Nos últimos dias, Márcio Torres se reuniu com o coordenador do Centro de Apoio Operacional às Promotorias Eleitorais (Caopel) para dar continuidade ao calendário de atividades visando a orientação aos promotores para a fiscalização das eleições deste ano. O foco principal da reunião, afirma Márcio Torres, foi a Lei da Ficha Limpa.


"A nossa orientação é para que (a Lei da Ficha Limpa) seja observada com o maior rigor possível. Que qualquer candidatura, se incidir na Lei, seja impugnada", salienta o procurador. Ele lembra que a Lei da Ficha Limpa estabelece o prazo de oito anos para prescrição da desaprovação de contas dos gestores públicos. "Gestores que tiveram suas contas desaprovadas de 2004 para trás não devem ser considerados na Lei", afirma.


No entendimento de Márcio Torres, os efeitos da decisão do STF pela constitucionalidade da Lei da Ficha Limpa para as eleições deste ano passam pela apuração maior das candidaturas no sentido de evitar que fichas sujas possam concorrer ao pleito. "Os próprios partidos políticos, no seu exercício, deverão evitar as candidaturas dos fichas sujas e assumir um compromisso efetivo de não encaminhar registro de candidatos que não preenchem os requisitos", declara.


Conforme Márcio Torres, a prática revela que, em geral, a corrupção surge a partir das fraudes e das irregularidades no processo eleitoral. "Candidatos que tiveram problemas anteriores na Justiça têm probabilidade maior de usar a máquina em corrupção", considera o procurador, ponderando que não está generalizando.


 
Impugnação

Para ele, o número de pedidos de registro de candidaturas dos chamados fichas sujas deverá diminuir "bastante" em função da decisão do Supremo. "Tanto por impugnação quanto por iniciativa dos próprios partidos. Muitas legendas só vão conseguir conquistar os eleitores quando cumprirem a Lei", diz.

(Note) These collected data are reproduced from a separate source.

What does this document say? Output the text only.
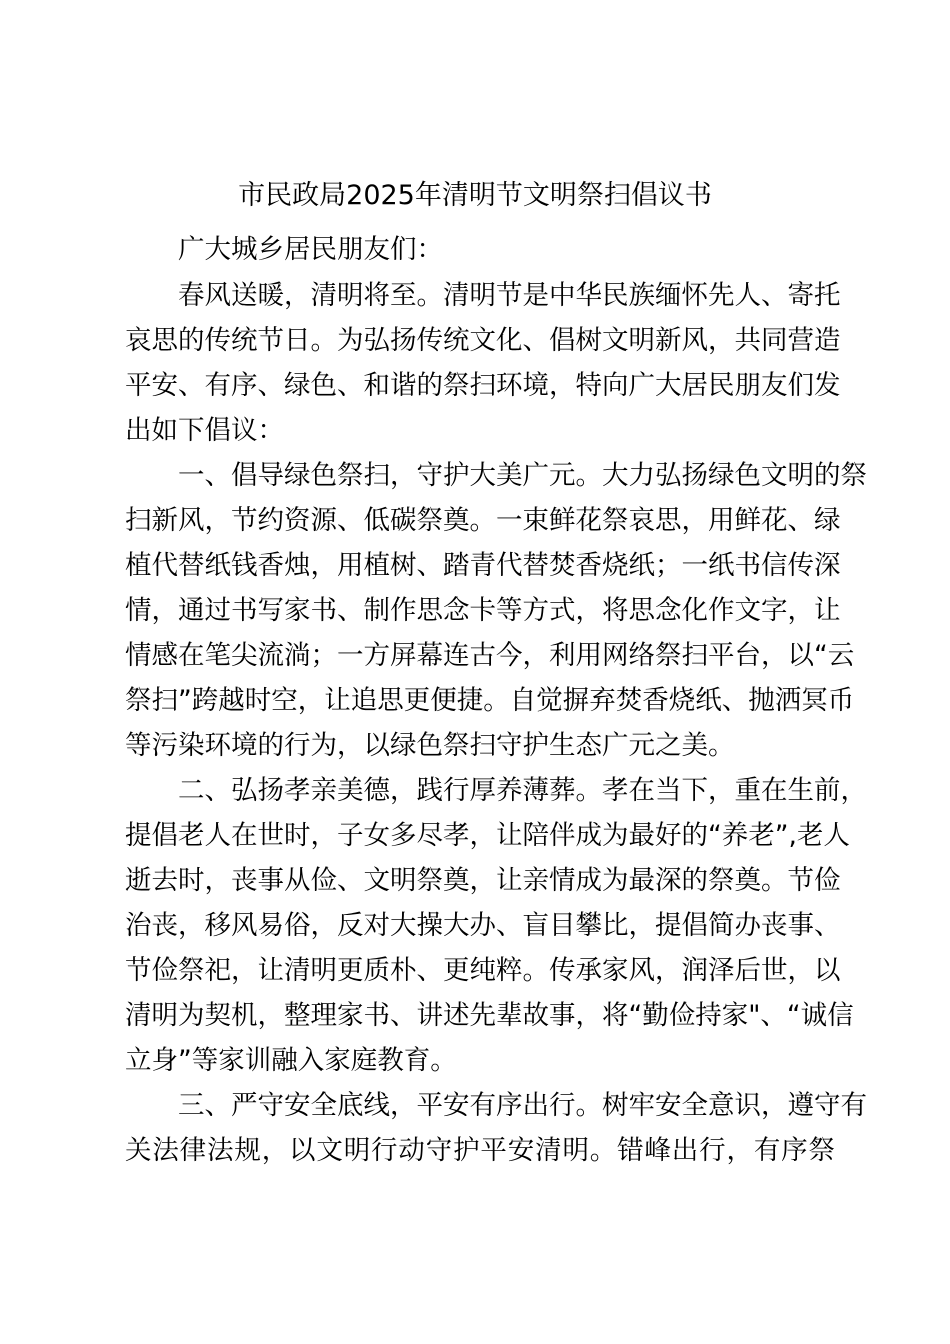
市民政局2025年清明节文明祭扫倡议书
广大城乡居民朋友们：
春风送暖，清明将至。清明节是中华民族缅怀先人、寄托
哀思的传统节日。为弘扬传统文化、倡树文明新风，共同营造
平安、有序、绿色、和谐的祭扫环境，特向广大居民朋友们发
出如下倡议：
一、倡导绿色祭扫，守护大美广元。大力弘扬绿色文明的祭
扫新风，节约资源、低碳祭奠。一束鲜花祭哀思，用鲜花、绿
植代替纸钱香烛，用植树、踏青代替焚香烧纸；一纸书信传深
情，通过书写家书、制作思念卡等方式，将思念化作文字，让
情感在笔尖流淌；一方屏幕连古今，利用网络祭扫平台，以“云
祭扫”跨越时空，让追思更便捷。自觉摒弃焚香烧纸、抛洒冥币
等污染环境的行为，以绿色祭扫守护生态广元之美。
二、弘扬孝亲美德，践行厚养薄葬。孝在当下，重在生前，
提倡老人在世时，子女多尽孝，让陪伴成为最好的“养老”,老人
逝去时，丧事从俭、文明祭奠，让亲情成为最深的祭奠。节俭
治丧，移风易俗，反对大操大办、盲目攀比，提倡简办丧事、
节俭祭祀，让清明更质朴、更纯粹。传承家风，润泽后世，以
清明为契机，整理家书、讲述先辈故事，将“勤俭持家"、“诚信
立身”等家训融入家庭教育。
三、严守安全底线，平安有序出行。树牢安全意识，遵守有
关法律法规，以文明行动守护平安清明。错峰出行，有序祭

Um estudo da Confederação Nacional dos Municípios (CNM) revela que pelo menos 12 prefeitos cearenses eleitos em 2008 foram cassados por ato de improbidade administrativa, crime de responsabilidade, infração político administrativa ou infração à legislação eleitoral. Na quadra administrativa 2005-2008, foram quatro prefeitos cassados.


"Todas as cassações no Ceará tiveram justificativas. Isso não quer dizer que em todos os estados em que houve situação parecida, eles foram cassados. Cada processo é único. Há casos que gestores deveriam ter sido cassados e não foram, porque há recurso pra isso. Mas o número (no Ceará) deveria ter sido bem maior", considera o procurador, ao dizer que a ideia é aumentar a fiscalização e afastar da política os fichas sujas pelo menos temporariamente.


 
 
SAIBA MAIS

Inelegíveis


Com a validação da Lei da Ficha Limpa, nem todos os gestores que tiveram suas contas desaprovadas pelo TCM nos últimos oito anos ficarão inelegíveis.


 
Prefeitos

No caso de prefeitos e ex-prefeitos, será considerado o julgamento das contas pela Câmara. Já no caso de secretários e outros gestores, o parecer do TCM é suficiente para aplicar a Lei da Ficha Limpa.


 
Listas

O TCM encaminhará ao TRE a relação de gestores que tiveram suas contas desaprovadas em duas listas para diferenciar os políticos que obtiveram, na análise de suas contas, nota de improbidade administrativa.